A Quarta Turma do Tribunal Regional Federal da 3ª Região (TRF3) condenou, por unanimidade, um fiscal do Trabalho em ação civil pública pela prática de atos de improbidade administrativa (Lei 8.429/92) no desempenho das funções de fiscalização contra uma empresa de transportes e encomendas em 2007, em São Paulo/SP.

Os magistrados aplicaram ao condenado pena de multa civil consistente no montante de três vezes o valor de sua remuneração e outras três sanções: proibição de contratar com o Poder Público ou receber benefícios ou incentivos fiscais; perda da função pública (ou cassação da aposentadoria); e suspensão dos direitos políticos por três anos.

“Após análise do conjunto probatório, não há nenhuma dúvida da prática de atos de improbidade. No caso do artigo 11, da Lei nº 8.429/92, o pressuposto essencial para configuração do ato de improbidade é a violação aos princípios da Administração Pública, independente do enriquecimento ilícito ou de lesão ao erário”, destacou a Desembargadora Federal Mônica Nobre, relatora do processo.

A denúncia na ação civil pública proposta pelo Ministério Público Federal (MPF) é reflexo de imputações deduzidas contra o réu em ação penal, na qual no desempenho de suas funções de fiscal do trabalho, solicitou, para si, diretamente, em razão de sua função pública, vantagem indevida aos funcionários da filial da empresa de transportes e encomendas.

Segundo o MPF, em consequência do crime concretizado e na esperança de efetivamente obter a vantagem que pretendia, o denunciado retardou a prática de ato de ofício, visto que deixou de registrar nos sistemas do Ministério do Trabalho e Emprego as autuações lavradas inicialmente em 02/04/2007, somente realizando os registros devidos nos sistemas no dia 11/06/2007.

Na sentença de primeira instância, testemunhas relataram que um pagamento de R$ 10 mil para o réu evitaria a lavratura do auto de infração e por consequência a imposição da multa R$ 170 mil, aproximadamente, pelo descumprimento da legislação trabalhista (extensão da carga horária dos trabalhadores de transporte).

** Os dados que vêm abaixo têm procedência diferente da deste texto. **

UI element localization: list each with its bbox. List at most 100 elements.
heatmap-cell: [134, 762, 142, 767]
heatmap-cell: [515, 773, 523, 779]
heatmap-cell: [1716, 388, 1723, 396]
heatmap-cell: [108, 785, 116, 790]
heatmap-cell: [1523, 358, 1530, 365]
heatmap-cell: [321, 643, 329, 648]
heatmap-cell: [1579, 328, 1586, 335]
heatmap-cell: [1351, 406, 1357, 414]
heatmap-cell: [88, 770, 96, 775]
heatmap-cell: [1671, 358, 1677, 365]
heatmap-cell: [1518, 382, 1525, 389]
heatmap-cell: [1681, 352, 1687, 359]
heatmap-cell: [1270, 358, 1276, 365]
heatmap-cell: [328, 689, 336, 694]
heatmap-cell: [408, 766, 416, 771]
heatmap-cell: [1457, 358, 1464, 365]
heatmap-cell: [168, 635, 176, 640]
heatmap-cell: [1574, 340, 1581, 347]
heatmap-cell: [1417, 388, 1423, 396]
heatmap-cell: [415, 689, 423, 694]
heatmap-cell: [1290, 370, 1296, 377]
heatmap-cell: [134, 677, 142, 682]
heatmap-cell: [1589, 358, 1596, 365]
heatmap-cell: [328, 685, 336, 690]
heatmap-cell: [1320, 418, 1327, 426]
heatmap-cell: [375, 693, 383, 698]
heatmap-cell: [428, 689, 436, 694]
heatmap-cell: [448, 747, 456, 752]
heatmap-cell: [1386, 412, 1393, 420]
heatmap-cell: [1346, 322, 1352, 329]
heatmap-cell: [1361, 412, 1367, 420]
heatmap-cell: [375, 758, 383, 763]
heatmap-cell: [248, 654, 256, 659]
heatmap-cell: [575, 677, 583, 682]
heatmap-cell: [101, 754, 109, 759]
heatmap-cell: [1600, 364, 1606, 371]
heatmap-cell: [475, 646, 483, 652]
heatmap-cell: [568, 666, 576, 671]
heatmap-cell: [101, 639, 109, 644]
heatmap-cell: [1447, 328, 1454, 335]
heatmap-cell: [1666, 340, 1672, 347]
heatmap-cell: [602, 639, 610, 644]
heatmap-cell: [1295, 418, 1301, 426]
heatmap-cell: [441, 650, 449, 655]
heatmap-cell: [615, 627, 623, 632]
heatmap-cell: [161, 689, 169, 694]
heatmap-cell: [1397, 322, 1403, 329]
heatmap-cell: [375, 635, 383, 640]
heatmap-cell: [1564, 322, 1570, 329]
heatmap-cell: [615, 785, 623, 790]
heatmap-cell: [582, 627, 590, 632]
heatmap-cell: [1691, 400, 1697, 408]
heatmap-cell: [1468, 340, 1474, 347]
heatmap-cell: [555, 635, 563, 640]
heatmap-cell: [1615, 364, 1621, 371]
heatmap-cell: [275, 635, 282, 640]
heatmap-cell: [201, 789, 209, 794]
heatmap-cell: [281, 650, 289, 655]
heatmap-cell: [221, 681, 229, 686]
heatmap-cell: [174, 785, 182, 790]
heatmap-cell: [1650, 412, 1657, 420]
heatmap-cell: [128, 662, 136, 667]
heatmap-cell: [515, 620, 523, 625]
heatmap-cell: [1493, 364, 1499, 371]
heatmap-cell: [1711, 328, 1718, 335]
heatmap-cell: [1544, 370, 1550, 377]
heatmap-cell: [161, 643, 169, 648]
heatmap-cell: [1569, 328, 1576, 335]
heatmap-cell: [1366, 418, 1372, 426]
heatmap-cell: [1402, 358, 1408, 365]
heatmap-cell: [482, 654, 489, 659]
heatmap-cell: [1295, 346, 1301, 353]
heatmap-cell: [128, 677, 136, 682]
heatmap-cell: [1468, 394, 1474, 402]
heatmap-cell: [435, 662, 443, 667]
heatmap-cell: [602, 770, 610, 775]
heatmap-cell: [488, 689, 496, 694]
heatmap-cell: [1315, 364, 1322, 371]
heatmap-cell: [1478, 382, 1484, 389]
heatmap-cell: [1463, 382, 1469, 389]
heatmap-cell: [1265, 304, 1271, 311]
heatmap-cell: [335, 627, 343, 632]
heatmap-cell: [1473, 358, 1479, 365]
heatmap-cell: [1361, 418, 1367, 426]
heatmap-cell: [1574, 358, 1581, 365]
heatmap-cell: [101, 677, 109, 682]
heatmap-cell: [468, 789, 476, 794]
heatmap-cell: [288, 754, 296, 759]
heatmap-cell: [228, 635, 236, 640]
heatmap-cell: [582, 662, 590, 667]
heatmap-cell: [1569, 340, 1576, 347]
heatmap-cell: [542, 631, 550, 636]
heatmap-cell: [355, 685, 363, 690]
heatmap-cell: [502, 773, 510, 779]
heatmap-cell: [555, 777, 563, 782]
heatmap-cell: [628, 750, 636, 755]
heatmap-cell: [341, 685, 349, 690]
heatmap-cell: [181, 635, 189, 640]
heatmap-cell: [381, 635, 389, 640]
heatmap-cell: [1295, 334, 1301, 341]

Ao negar provimento ao recurso do condenado, a Quarta Turma manteve a aplicação de multa civil ao fiscal, além das sanções pela prática de atos de improbidade administrativa, previstos no artigo 11, incisos I e II, da Lei nº 8.429/92, como a proibição de contratar com o Poder Público por três anos, a perda da função pública e a suspensão dos direitos políticos por três anos. Além disso, manteve o sigilo no processo somente na espécie sigilo de documentos.

O processo correu em segredo de justiça.